I  wish I did, but glad I didn’t, sometimes it’s better not to know what is under the rock, that is to say: be it a treasure  or a scorpion— That is how I felt, when I was working at one of the St. Paul, Night Clubs, off University Avenue, in 1963,   at the age of fifteen-years old,  as a busboy, bringing  ice into the bar area, and picking up containers of dishes for the dishwasher: when some stranger said to me, a man at the bar:   “You`re Chick Siluk, Dennis Siluk, right?” 

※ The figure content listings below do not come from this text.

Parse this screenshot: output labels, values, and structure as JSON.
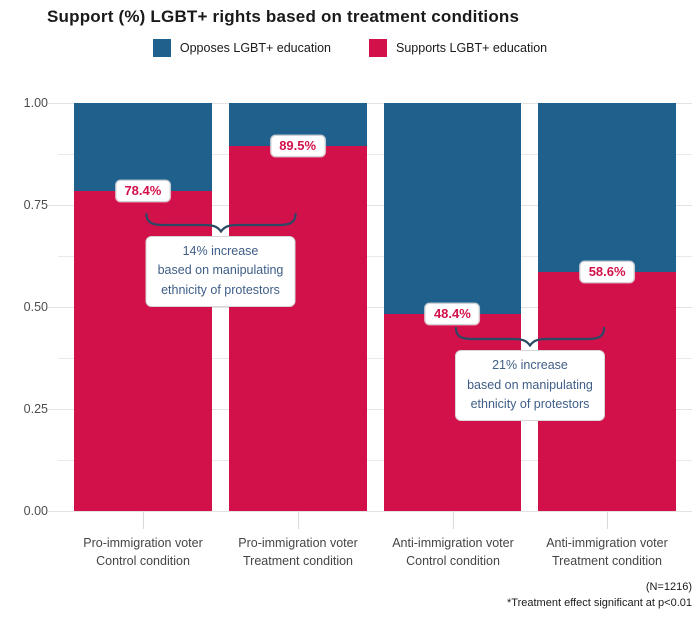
{
  "title": "Support (%) LGBT+ rights based on treatment conditions",
  "legend": [
    {
      "label": "Opposes LGBT+ education",
      "color": "#20608d"
    },
    {
      "label": "Supports LGBT+ education",
      "color": "#d2114b"
    }
  ],
  "caption": {
    "n": "(N=1216)",
    "note": "*Treatment effect significant at p<0.01"
  },
  "colors": {
    "opposes_blue": "#20608d",
    "supports_red": "#d2114b",
    "annotation_text": "#3f5e87",
    "brace": "#2c4964",
    "gridline": "#e7e7e7"
  },
  "chart_data": {
    "type": "bar",
    "stacked": true,
    "orientation": "vertical",
    "categories": [
      [
        "Pro-immigration voter",
        "Control condition"
      ],
      [
        "Pro-immigration voter",
        "Treatment condition"
      ],
      [
        "Anti-immigration voter",
        "Control condition"
      ],
      [
        "Anti-immigration voter",
        "Treatment condition"
      ]
    ],
    "series": [
      {
        "name": "Supports LGBT+ education",
        "color": "#d2114b",
        "values": [
          0.784,
          0.895,
          0.484,
          0.586
        ]
      },
      {
        "name": "Opposes LGBT+ education",
        "color": "#20608d",
        "values": [
          0.216,
          0.105,
          0.516,
          0.414
        ]
      }
    ],
    "bar_labels": [
      "78.4%",
      "89.5%",
      "48.4%",
      "58.6%"
    ],
    "yticks": [
      "1.00",
      "0.75",
      "0.50",
      "0.25",
      "0.00"
    ],
    "ytick_values": [
      1.0,
      0.75,
      0.5,
      0.25,
      0.0
    ],
    "ylim": [
      0,
      1
    ],
    "grid": {
      "horizontal": true,
      "step": 0.125,
      "major_step": 0.25
    },
    "legend_position": "top",
    "annotations": [
      {
        "lines": [
          "14% increase",
          "based on manipulating",
          "ethnicity of protestors"
        ],
        "between_bars": [
          0,
          1
        ],
        "brace_top_value": 0.735
      },
      {
        "lines": [
          "21% increase",
          "based on manipulating",
          "ethnicity of protestors"
        ],
        "between_bars": [
          2,
          3
        ],
        "brace_top_value": 0.455
      }
    ]
  }
}
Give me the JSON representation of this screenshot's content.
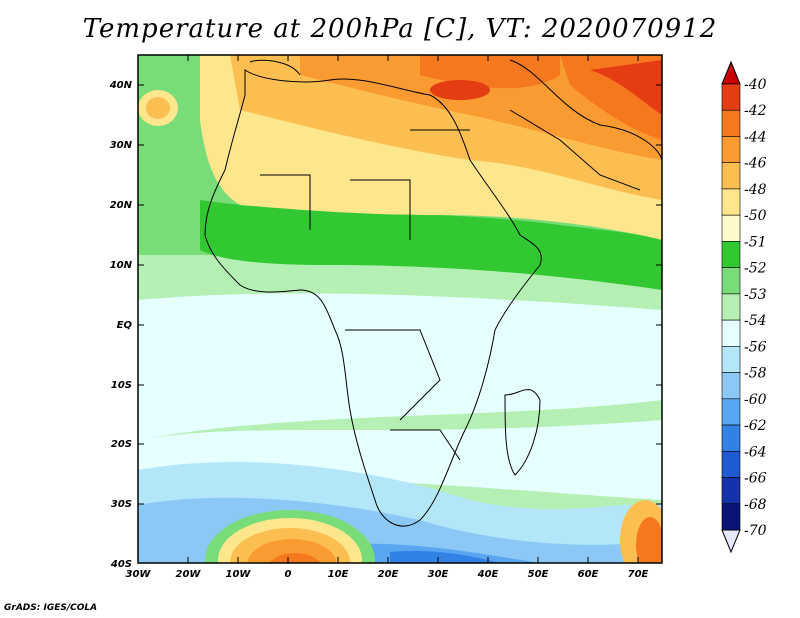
{
  "title": "Temperature at 200hPa [C], VT: 2020070912",
  "credit": "GrADS: IGES/COLA",
  "lat_labels": [
    "40N",
    "30N",
    "20N",
    "10N",
    "EQ",
    "10S",
    "20S",
    "30S",
    "40S"
  ],
  "lon_labels": [
    "30W",
    "20W",
    "10W",
    "0",
    "10E",
    "20E",
    "30E",
    "40E",
    "50E",
    "60E",
    "70E"
  ],
  "colorbar": {
    "levels": [
      {
        "label": "-40",
        "color": "#c80000"
      },
      {
        "label": "-42",
        "color": "#e63c14"
      },
      {
        "label": "-44",
        "color": "#f5781e"
      },
      {
        "label": "-46",
        "color": "#fa9b32"
      },
      {
        "label": "-48",
        "color": "#fcbe50"
      },
      {
        "label": "-50",
        "color": "#fde68c"
      },
      {
        "label": "-51",
        "color": "#fffaca"
      },
      {
        "label": "-52",
        "color": "#32c832"
      },
      {
        "label": "-53",
        "color": "#78dc78"
      },
      {
        "label": "-54",
        "color": "#b4f0b4"
      },
      {
        "label": "-56",
        "color": "#e6ffff"
      },
      {
        "label": "-58",
        "color": "#b4e6fa"
      },
      {
        "label": "-60",
        "color": "#8cc8f5"
      },
      {
        "label": "-62",
        "color": "#5aa5f0"
      },
      {
        "label": "-64",
        "color": "#3282e6"
      },
      {
        "label": "-66",
        "color": "#1e5ad2"
      },
      {
        "label": "-68",
        "color": "#1432aa"
      },
      {
        "label": "-70",
        "color": "#0a1478"
      }
    ],
    "top_color": "#c80000",
    "bottom_color": "#e6e6ff"
  }
}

       And I said, “Right!” with a peculiar look on my face, as if to say—but I didn’t say, “How do you know my name anyhow?” but he went on to his next sentence, before I could say or think to say, anything else: “Look across the bar,” he told me, and I did, and there were a clump of heads, all kind of shadowy, as often it is in bars, and I said, “Okay, now what,” and the bartender was looking, and my boss from the kitchen was looking about, as often bosses do to see, whatever a boss wants to be checking on, glancing at me off and on, as I’m having this slight conversation with the stranger—plus I’m supposed to be sixteen years old to work in a bar, and the man went on to say, “Your father is over there, go say hello to him!”

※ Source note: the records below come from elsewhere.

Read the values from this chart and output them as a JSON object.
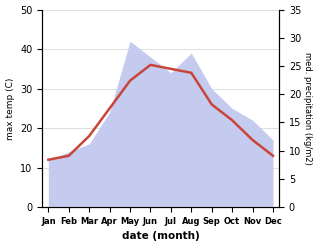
{
  "months": [
    "Jan",
    "Feb",
    "Mar",
    "Apr",
    "May",
    "Jun",
    "Jul",
    "Aug",
    "Sep",
    "Oct",
    "Nov",
    "Dec"
  ],
  "temp": [
    12,
    13,
    18,
    25,
    32,
    36,
    35,
    34,
    26,
    22,
    17,
    13
  ],
  "precip": [
    12,
    14,
    16,
    24,
    42,
    38,
    34,
    39,
    30,
    25,
    22,
    17
  ],
  "temp_color": "#c8453a",
  "precip_fill_color": "#c5cbee",
  "temp_ylim": [
    0,
    50
  ],
  "precip_ylim": [
    0,
    35
  ],
  "xlabel": "date (month)",
  "ylabel_left": "max temp (C)",
  "ylabel_right": "med. precipitation (kg/m2)",
  "grid_color": "#d0d0d0",
  "temp_yticks": [
    0,
    10,
    20,
    30,
    40,
    50
  ],
  "precip_yticks": [
    0,
    5,
    10,
    15,
    20,
    25,
    30,
    35
  ]
}
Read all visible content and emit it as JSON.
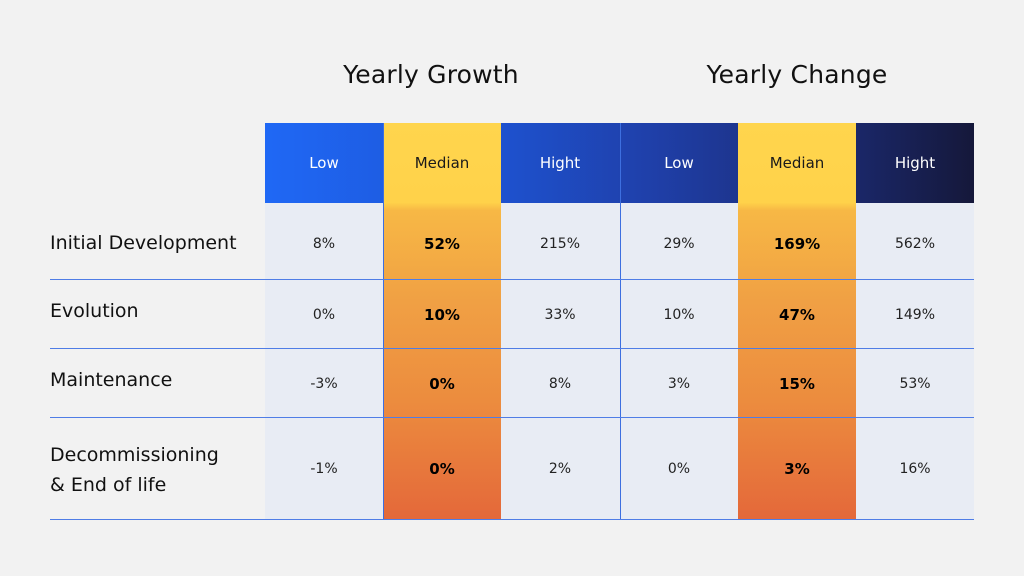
{
  "titles": {
    "growth": "Yearly Growth",
    "change": "Yearly Change"
  },
  "colors": {
    "background": "#f2f2f2",
    "header_gradient_start": "#1f68f5",
    "header_gradient_end": "#15183a",
    "median_top": "#ffd54d",
    "median_bottom": "#e4683a",
    "body_cells": "#e8ecf4",
    "lines": "#4f7de6"
  },
  "chart_data": {
    "type": "table",
    "groups": [
      "Yearly Growth",
      "Yearly Change"
    ],
    "columns": [
      "Low",
      "Median",
      "Hight",
      "Low",
      "Median",
      "Hight"
    ],
    "rows": [
      {
        "label": "Initial Development",
        "values": [
          "8%",
          "52%",
          "215%",
          "29%",
          "169%",
          "562%"
        ]
      },
      {
        "label": "Evolution",
        "values": [
          "0%",
          "10%",
          "33%",
          "10%",
          "47%",
          "149%"
        ]
      },
      {
        "label": "Maintenance",
        "values": [
          "-3%",
          "0%",
          "8%",
          "3%",
          "15%",
          "53%"
        ]
      },
      {
        "label": "Decommissioning\n& End of life",
        "values": [
          "-1%",
          "0%",
          "2%",
          "0%",
          "3%",
          "16%"
        ]
      }
    ]
  }
}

       I was taken by surprise, “Really,” he said, and I glanced over again, there were four or five people clumped together, seemingly with dark clothes on, so it appeared, perhaps worn suite jackets.
       “Go over there,” he said, “really it is your father, say hello!” and I was dumbfound for words, I knew my father had not even taken the time to sign my birth certificate, I never saw a picture of him, didn’t know him from Adam, and I didn’t even know his name, but I knew my brother and I had different fathers, or I assumed that, I guess I wasn’t certain of that until later years, when my mother finally disclosed her shameful truth, she was dating two mean at the same time, two bosom buddies at the same time, and when she told me this, it was the hardest thing in the world to reveal.

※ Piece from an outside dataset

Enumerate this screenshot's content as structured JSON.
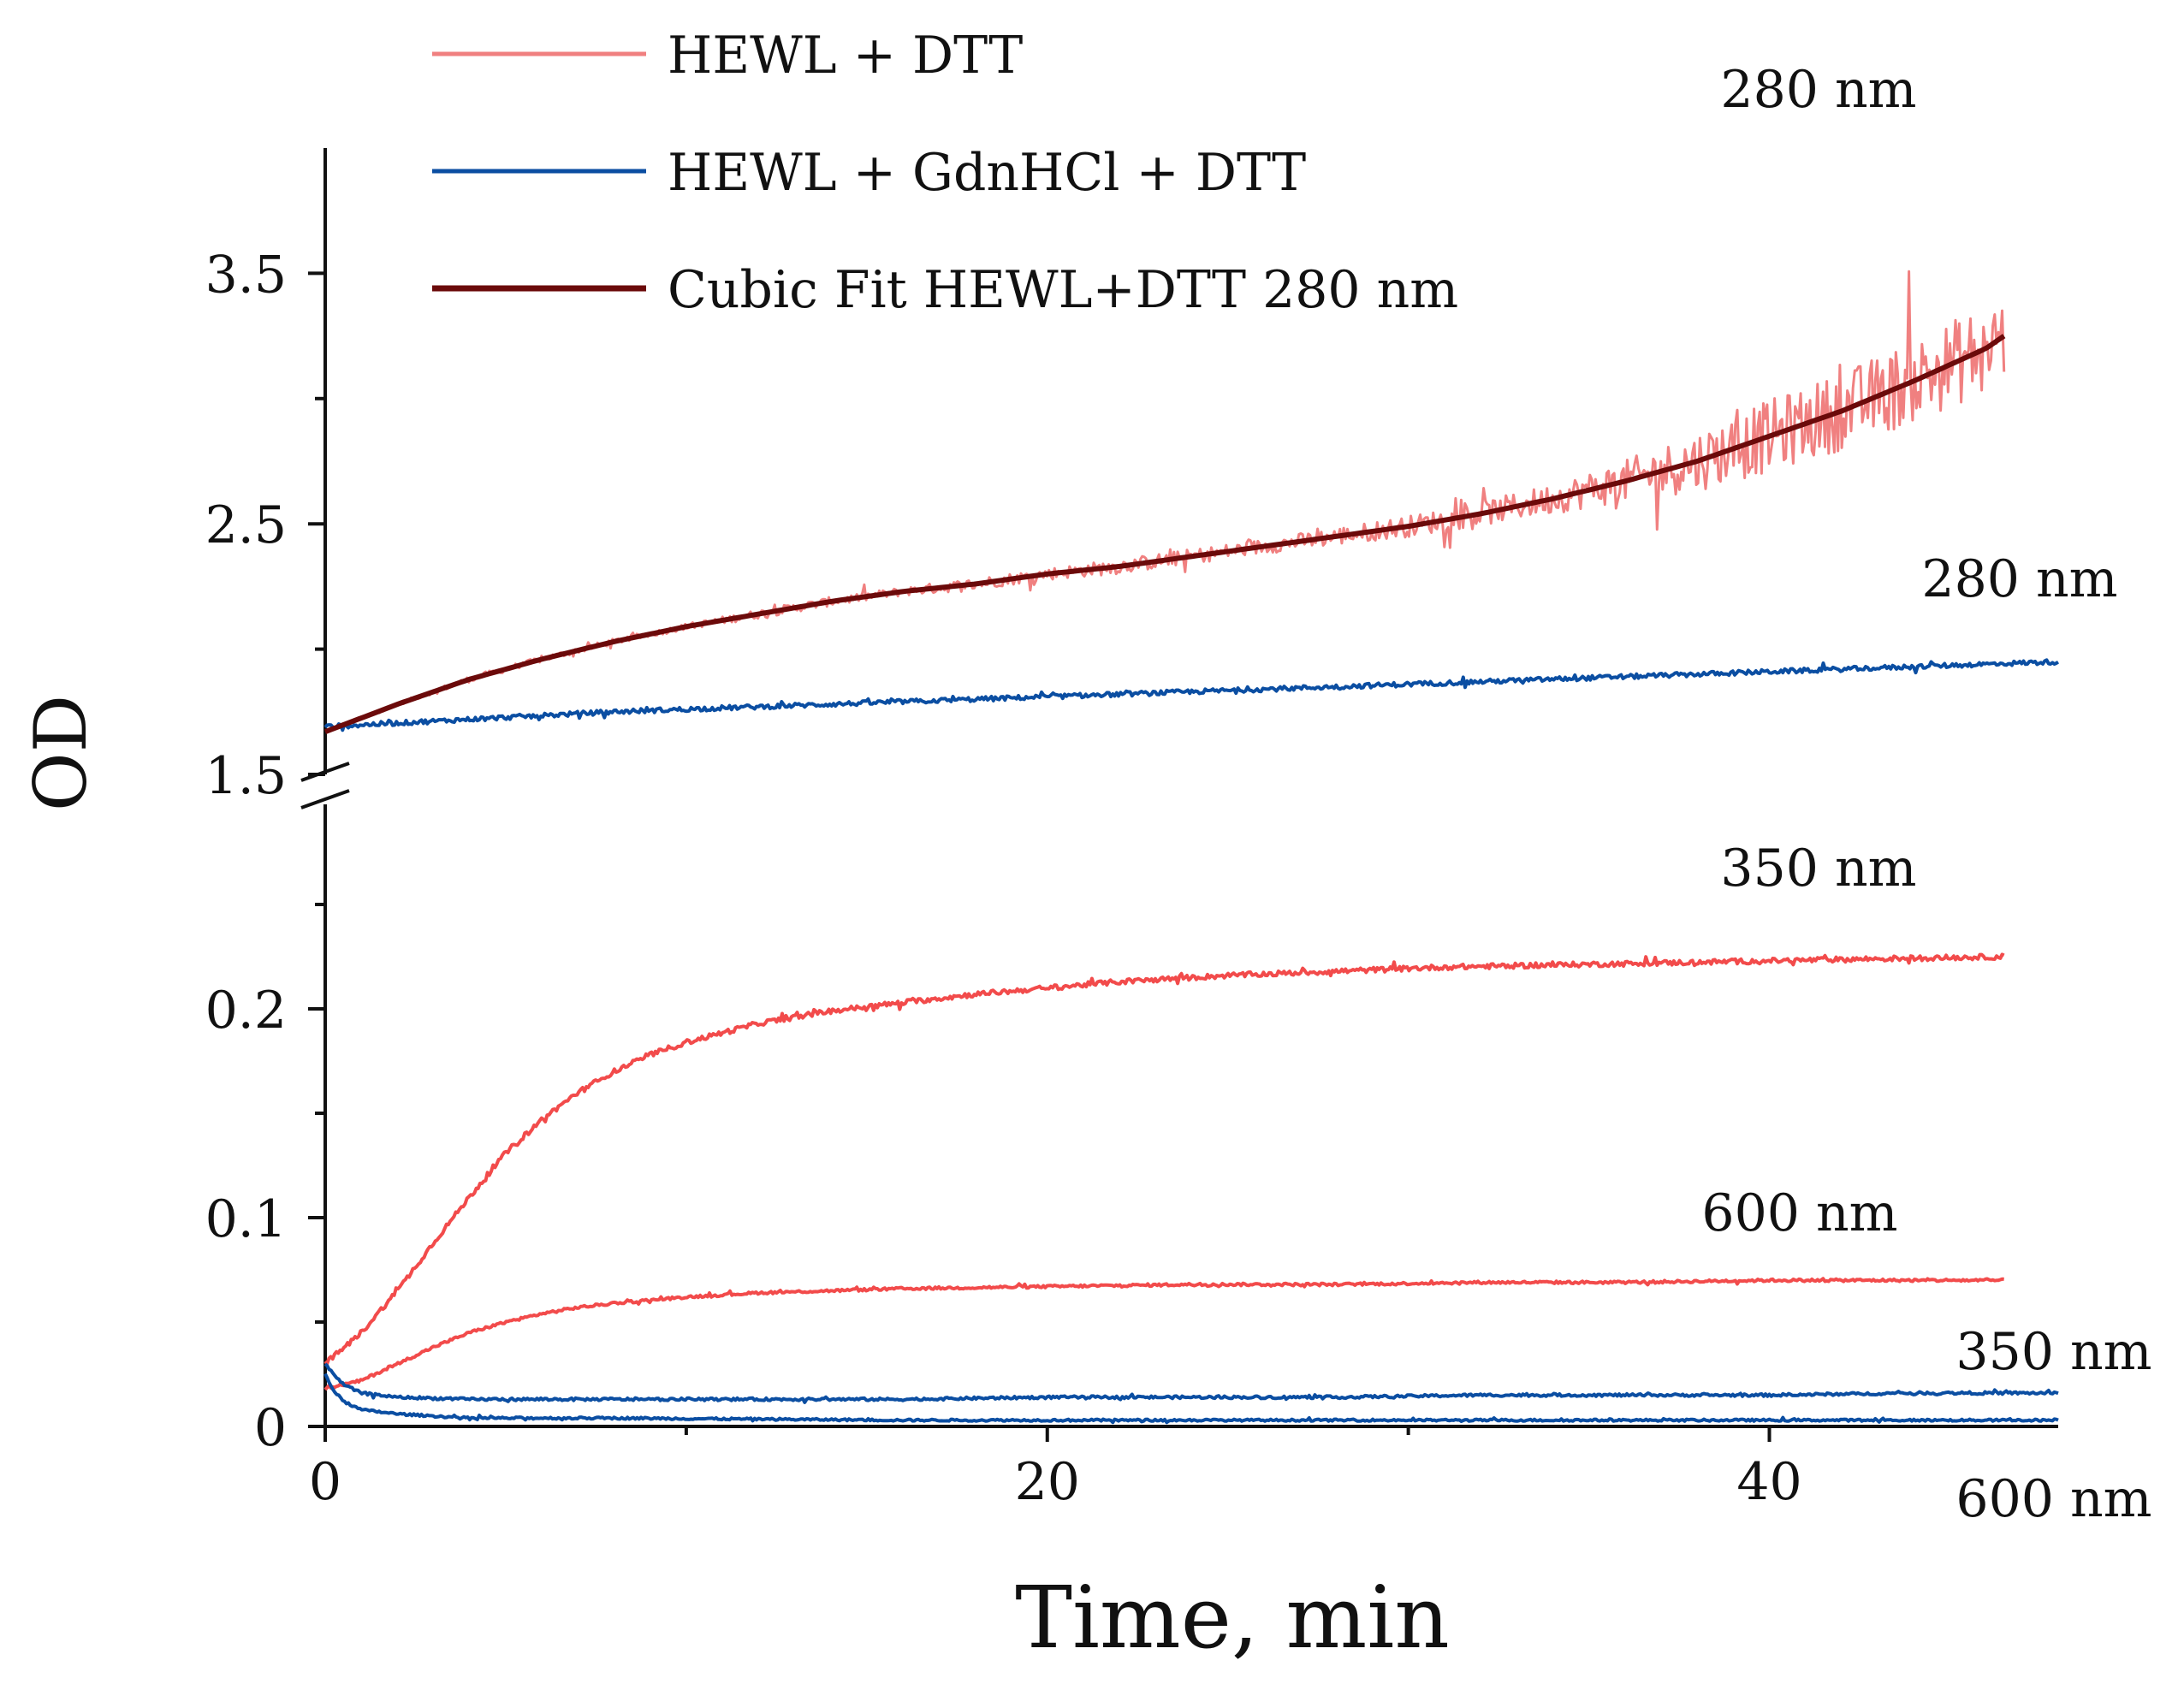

       Anyhow, I said, “I don’t have a father,” lost for words, and not knowing what else to say, and had I gone over there what would I do and say, it was beyond me, and then I was called into the back kitchen, and told: “Keep busy, no need talk to the customers,” and when I went to bring more ice to the barkeep, those four or five fellows had up and left.  So I say, and I’ve always said this, about this situation, and I’ll say it again: yes, I wish I had went over there to see him, and glad I didn’t, who’s to say, what was under that rock. But I don’t hold any grudges.